Deployment Considerations:
- USB power delivery: Verify your POS host or hub provides minimum 500 mA on the port feeding the TM8115X10C0. Underpowered ports cause intermittent touch-sensitivity loss during peak usage. A powered USB 2.0 hub is cheap insurance on chains with legacy terminal infrastructure.
- Cable routing: Keep the USB cable within 15–20 feet of the host. Longer runs require active repeater or powered hub.

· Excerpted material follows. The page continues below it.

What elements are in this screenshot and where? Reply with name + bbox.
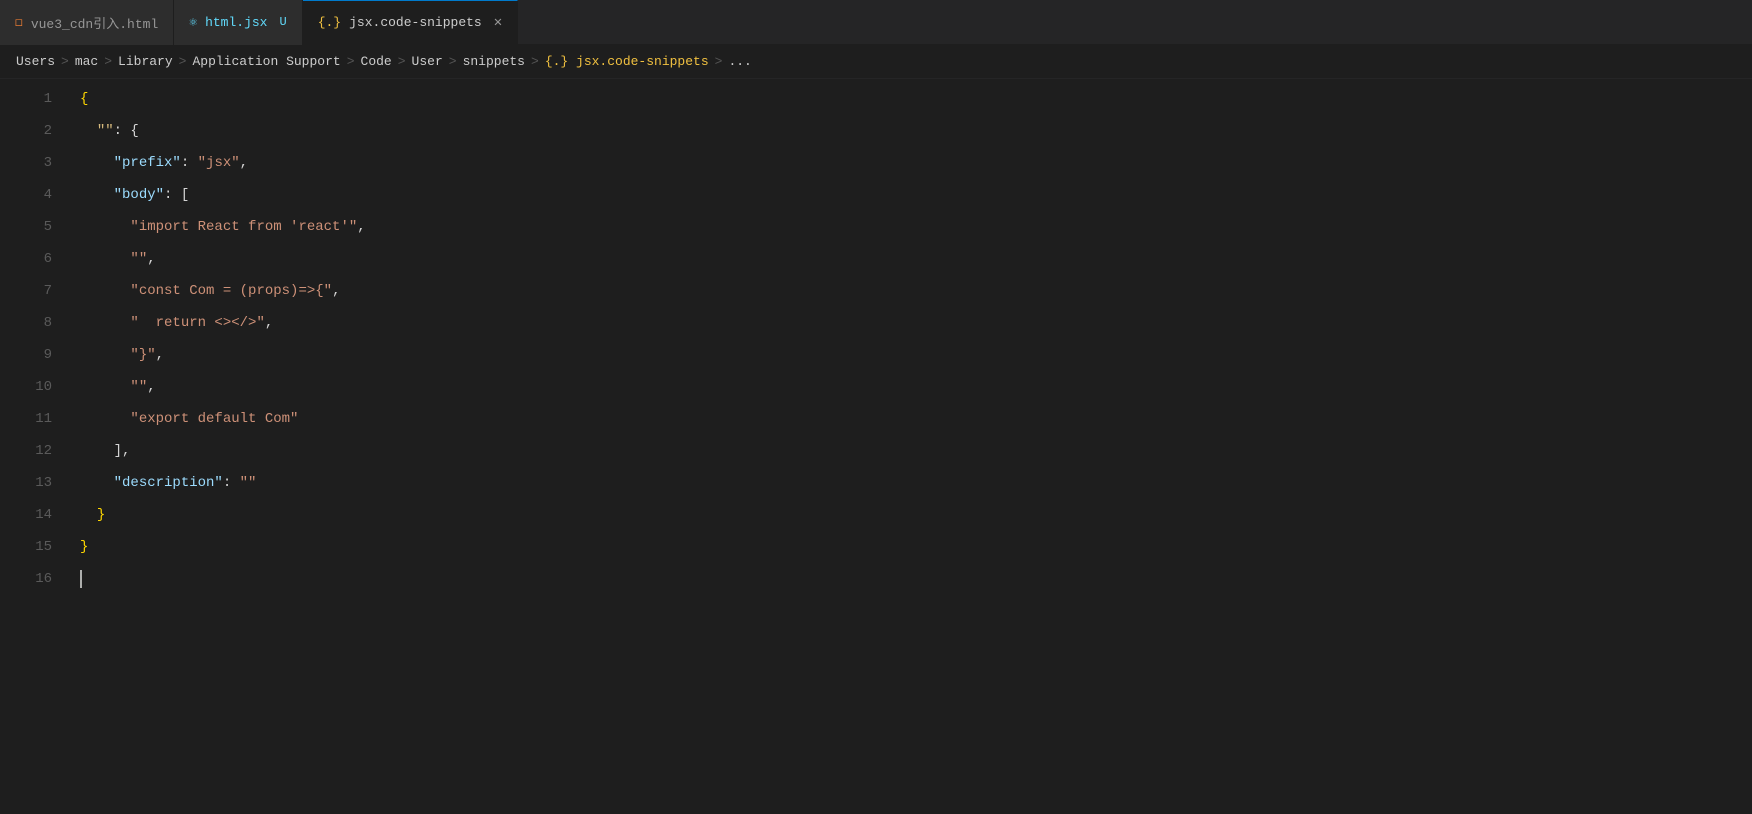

In multi-lane setups, run cable under counter surfaces or through cable trays — avoid open spool runs where trip hazards exist.
- Driver compatibility: Modern Windows (10+), macOS, and Linux distros recognize USB HID touch devices natively. If deploying on Windows 7 or XP POS terminals, request the Posiflex USB HID driver in advance — not all legacy systems have it pre-installed.
- Mounting & positioning: The integrated stand is tabletop-only. For under-counter or vertical wall mounting, consult Posiflex for optional VESA or arm-mount kits. Do not attempt field modification — display stability and electrical safety depend on approved mounting.
- Touchscreen panel type: Confirm whether this unit uses capacitive (touch-glove incompatible, fingerprint-prone) or resistive (gloved input OK, slightly lower optical clarity) technology before ordering for fast-food or food-prep environments where staff wear gloves.
The TM8115X10C0 is the right choice for retail and POS operators who need a low-cost auxiliary interaction point without full-terminal capex. Integrators familiar with Posiflex ecosystems will find it straightforward; third-party POS platforms require pre-deployment USB HID driver verification. See the Posiflex catalog for primary terminal and accessory options.